Modelling the contact line dynamics of two-phase flows across surfaces of longitudinal multiple wettability sections in capillary channels for the characterisation of capillary filling processes
Abstract
In natural porous media, the wall of each induvial pore is commonly formed by
chemically different materials to give various surface energies and wettability to fluids.
In a two-phase capillary system with contrasting wet-surface sections along the capillary,
when the interface between the invading and receding fluid moves cross each wet-surface
interface, the dynamics of fluid-fluid-solid contact line is subject to a transition stage, in
an accelerating (slip) or decelerating (stick) manner, due mainly to the transformation of
surface, kinetic energy and viscous dissipation. Time and length durations of the slip-stick process are influenced by fluid properties, capillary geometry, and wettability as
well as forces driving flow through imposed boundary conditions. The slip-stick process
can have a strong impact on the dynamics of capillary filling process in individual
capillaries and therefore subsequent selection of plausible pathways for a fluid to migrate
through a pore system which is filled by another fluid. This impact is likely to be more
severe in less-well connected pore systems with strong contrasts in surface wettability
such as organic-rich shales and coals. However, the transitional dynamics of the contact
line, the slip-stick process, is poorly understood in a parameter space of practical interest.
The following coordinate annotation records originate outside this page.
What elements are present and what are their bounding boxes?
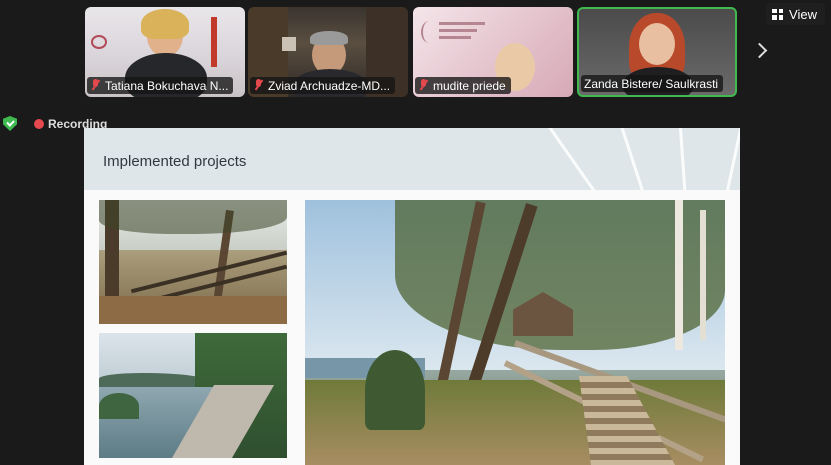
photo-treeline [99, 373, 209, 387]
muted-mic-icon [253, 79, 264, 92]
participant-video-hair [310, 31, 348, 45]
decorative-ray [530, 128, 602, 190]
project-photo-boardwalk [99, 200, 287, 324]
shared-screen-slide: Implemented projects [84, 128, 740, 465]
participant-name: Tatiana Bokuchava N... [105, 78, 229, 93]
slide-header: Implemented projects [84, 128, 740, 190]
next-page-chevron-icon[interactable] [752, 42, 768, 60]
participant-namebar: Zviad Archuadze-MD... [250, 77, 396, 94]
project-photo-river-promenade [99, 333, 287, 458]
photo-sand [99, 296, 287, 324]
recording-dot-icon [34, 119, 44, 129]
logo-text-line [439, 36, 471, 39]
flag-decoration-icon [91, 35, 107, 49]
photo-canopy [99, 200, 287, 234]
participant-namebar: mudite priede [415, 77, 511, 94]
photo-birch-trunk [675, 200, 683, 350]
flag-pole-icon [211, 17, 217, 67]
muted-mic-icon [418, 79, 429, 92]
view-button[interactable]: View [766, 3, 825, 25]
participant-tile[interactable]: Zviad Archuadze-MD... [248, 7, 408, 97]
participant-video-hair [141, 9, 189, 39]
participant-tile[interactable]: Tatiana Bokuchava N... [85, 7, 245, 97]
logo-mark-icon [421, 21, 437, 43]
decorative-ray [675, 128, 687, 190]
photo-pine [365, 350, 425, 430]
photo-birch-trunk [700, 210, 706, 340]
participant-namebar: Tatiana Bokuchava N... [87, 77, 234, 94]
active-speaker-tile[interactable]: Zanda Bistere/ Saulkrasti [577, 7, 737, 97]
slide-title: Implemented projects [103, 153, 247, 170]
participant-tile[interactable]: mudite priede [413, 7, 573, 97]
participant-name: Zanda Bistere/ Saulkrasti [584, 76, 719, 91]
participant-strip: Tatiana Bokuchava N... Zviad Archuadze-M… [0, 0, 831, 104]
participant-video-face [639, 23, 675, 65]
logo-text-line [439, 29, 477, 32]
grid-view-icon [772, 8, 784, 20]
participant-name: mudite priede [433, 78, 506, 93]
logo-text-line [439, 22, 485, 25]
decorative-ray [606, 128, 647, 190]
frame-decoration [282, 37, 296, 51]
project-photo-dune-stairs [305, 200, 725, 465]
view-button-label: View [789, 6, 817, 22]
muted-mic-icon [90, 79, 101, 92]
decorative-ray [724, 128, 740, 190]
participant-namebar: Zanda Bistere/ Saulkrasti [581, 75, 724, 92]
photo-bush [99, 393, 139, 419]
participant-name: Zviad Archuadze-MD... [268, 78, 391, 93]
security-shield-icon[interactable] [3, 116, 17, 131]
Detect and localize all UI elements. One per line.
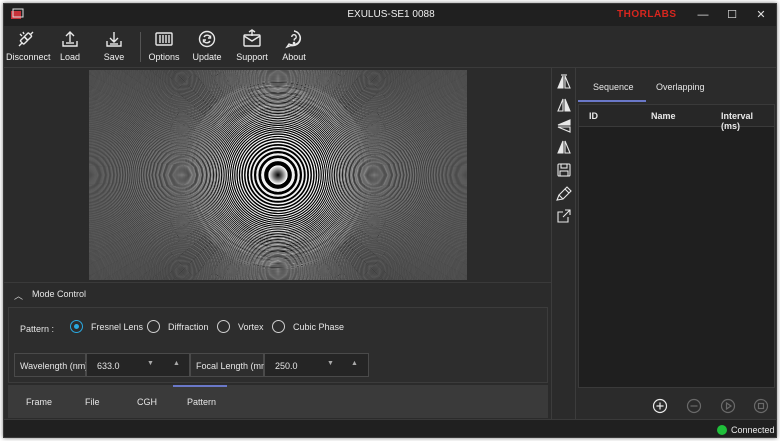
radio-label: Diffraction xyxy=(168,322,209,332)
mirror-icon[interactable] xyxy=(556,97,572,113)
about-label: About xyxy=(282,52,306,62)
support-button[interactable]: Support xyxy=(234,29,270,67)
load-icon xyxy=(62,31,78,47)
chevron-up-icon: ︿ xyxy=(14,291,24,301)
wavelength-label: Wavelength (nm) xyxy=(20,361,89,371)
external-window-icon[interactable] xyxy=(556,208,572,224)
support-icon xyxy=(243,29,261,47)
load-button[interactable]: Load xyxy=(56,29,84,67)
active-tab-indicator xyxy=(578,100,646,102)
options-button[interactable]: Options xyxy=(147,29,181,67)
about-icon xyxy=(285,30,302,49)
disconnect-label: Disconnect xyxy=(6,52,51,62)
pattern-preview xyxy=(89,70,467,280)
focal-length-increment-icon[interactable]: ▲ xyxy=(351,360,358,367)
tab-overlapping[interactable]: Overlapping xyxy=(656,82,705,92)
mode-control-header[interactable]: ︿ Mode Control xyxy=(4,282,551,306)
status-bar: Connected xyxy=(4,419,776,437)
tab-sequence[interactable]: Sequence xyxy=(593,82,634,92)
clear-icon[interactable] xyxy=(556,186,572,202)
connection-status-icon xyxy=(717,425,727,435)
fresnel-pattern-image xyxy=(89,70,467,280)
vertical-toolstrip xyxy=(551,68,576,419)
table-header: ID Name Interval (ms) xyxy=(579,105,774,131)
app-window: EXULUS-SE1 0088 THORLABS — ☐ ✕ Disconnec… xyxy=(3,3,777,438)
bottom-tab-bar: Frame File CGH Pattern xyxy=(8,385,548,418)
save-pattern-icon[interactable] xyxy=(556,162,572,178)
main-pane: ︿ Mode Control Pattern : Fresnel Lens Di… xyxy=(4,68,551,419)
wavelength-value[interactable]: 633.0 xyxy=(97,361,120,371)
title-bar: EXULUS-SE1 0088 THORLABS — ☐ ✕ xyxy=(4,4,776,26)
disconnect-button[interactable]: Disconnect xyxy=(6,29,51,67)
focal-length-spinbox[interactable]: 250.0 ▼ ▲ xyxy=(264,353,369,377)
radio-label: Cubic Phase xyxy=(293,322,345,332)
column-id[interactable]: ID xyxy=(589,111,598,121)
save-icon xyxy=(106,32,122,47)
rotate-icon[interactable] xyxy=(556,139,572,155)
minimize-button[interactable]: — xyxy=(689,4,717,26)
radio-label: Vortex xyxy=(238,322,264,332)
focal-length-label-cell: Focal Length (mm) xyxy=(190,353,272,377)
wavelength-label-cell: Wavelength (nm) xyxy=(14,353,89,377)
toolbar-separator xyxy=(140,32,141,62)
tab-pattern[interactable]: Pattern xyxy=(187,397,216,407)
remove-icon[interactable] xyxy=(686,398,702,414)
wavelength-decrement-icon[interactable]: ▼ xyxy=(147,360,154,367)
brand-logo: THORLABS xyxy=(617,9,677,20)
sequence-table: ID Name Interval (ms) xyxy=(578,104,775,388)
update-button[interactable]: Update xyxy=(190,29,224,67)
save-button[interactable]: Save xyxy=(100,29,128,67)
maximize-button[interactable]: ☐ xyxy=(718,4,746,26)
stop-icon[interactable] xyxy=(753,398,769,414)
focal-length-value[interactable]: 250.0 xyxy=(275,361,298,371)
radio-circle xyxy=(70,320,83,333)
toolbar: Disconnect Load Save Options Update Supp… xyxy=(4,26,776,68)
options-label: Options xyxy=(148,52,180,62)
pattern-label: Pattern : xyxy=(20,324,55,334)
options-icon xyxy=(155,32,173,46)
support-label: Support xyxy=(236,52,268,62)
radio-circle xyxy=(272,320,285,333)
active-tab-indicator xyxy=(173,385,227,387)
mode-control-panel: Pattern : Fresnel Lens Diffraction Vorte… xyxy=(8,307,548,383)
play-icon[interactable] xyxy=(720,398,736,414)
load-label: Load xyxy=(59,52,81,62)
disconnect-icon xyxy=(18,31,34,47)
connection-status-text: Connected xyxy=(731,425,775,435)
flip-vertical-icon[interactable] xyxy=(556,118,572,134)
focal-length-label: Focal Length (mm) xyxy=(196,361,272,371)
tab-cgh[interactable]: CGH xyxy=(137,397,157,407)
update-icon xyxy=(198,30,216,48)
column-interval[interactable]: Interval (ms) xyxy=(721,111,774,131)
save-label: Save xyxy=(103,52,125,62)
wavelength-spinbox[interactable]: 633.0 ▼ ▲ xyxy=(86,353,190,377)
about-button[interactable]: About xyxy=(279,29,309,67)
focal-length-decrement-icon[interactable]: ▼ xyxy=(327,360,334,367)
update-label: Update xyxy=(192,52,222,62)
tab-file[interactable]: File xyxy=(85,397,100,407)
wavelength-increment-icon[interactable]: ▲ xyxy=(173,360,180,367)
radio-label: Fresnel Lens xyxy=(91,322,144,332)
tab-frame[interactable]: Frame xyxy=(26,397,52,407)
sequence-panel: Sequence Overlapping ID Name Interval (m… xyxy=(576,68,776,419)
radio-circle xyxy=(147,320,160,333)
column-name[interactable]: Name xyxy=(651,111,676,121)
mode-control-title: Mode Control xyxy=(32,289,87,299)
radio-circle xyxy=(217,320,230,333)
close-button[interactable]: ✕ xyxy=(747,4,775,26)
add-icon[interactable] xyxy=(652,398,668,414)
flip-horizontal-icon[interactable] xyxy=(556,74,572,90)
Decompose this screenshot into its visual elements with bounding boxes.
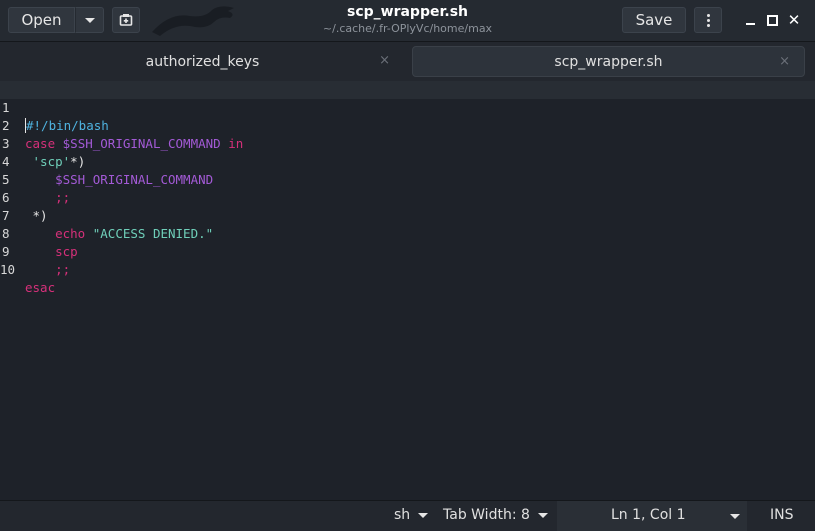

This research fills this knowledge gap through a combined study of numerical modelling
and analytical analysis. A two-phase multi-relaxation-time colour-gradient lattice-Boltzmann (LB) model is implemented for simulating contact line movement around
wettability transitions in 2D. A 1D analytical model for homogenous-wet capillary filling,
which considers the inertial effects of contrasting fluids, is employed to derive a
dimensionless model for parameter groups and to perform dimensional analysis on energy
and forces involved. The LB code is validated using this analytical model and is used to
simulate capillary filling in 2D channels which contain two sections of different wetting
surfaces along each channel, for a set of parameters, including respective velocity and
pressure flow driven boundary conditions. The variation of the viscous dissipation
generated by the slip-stick processes is analysed and it is found that the transient dynamics
of the contact line coincides with the temporal variation of the viscous dissipation and
that duration reflects the time the contact line requires to balance the change of surface
energy arisen from the wettability change. The time and distance in which the transitional
dynamics take place are evaluated under low capillary numbers over a wide range of fluid
and capillary geometric parameters. Using the data obtained from this study, an empirical
effective capillary filling model is developed. It is shown this model can be used to
establish a simple rule-based criterion for determining whether an individual pore throat in a pore network is to be invaded or not under given boundary conditions during drainage
and imbibition processes. Finally, using this criterion, the significant impact of multi-wet
pore-throats on phase saturation in a simple pore system is demonstrated under quasi-static displacements.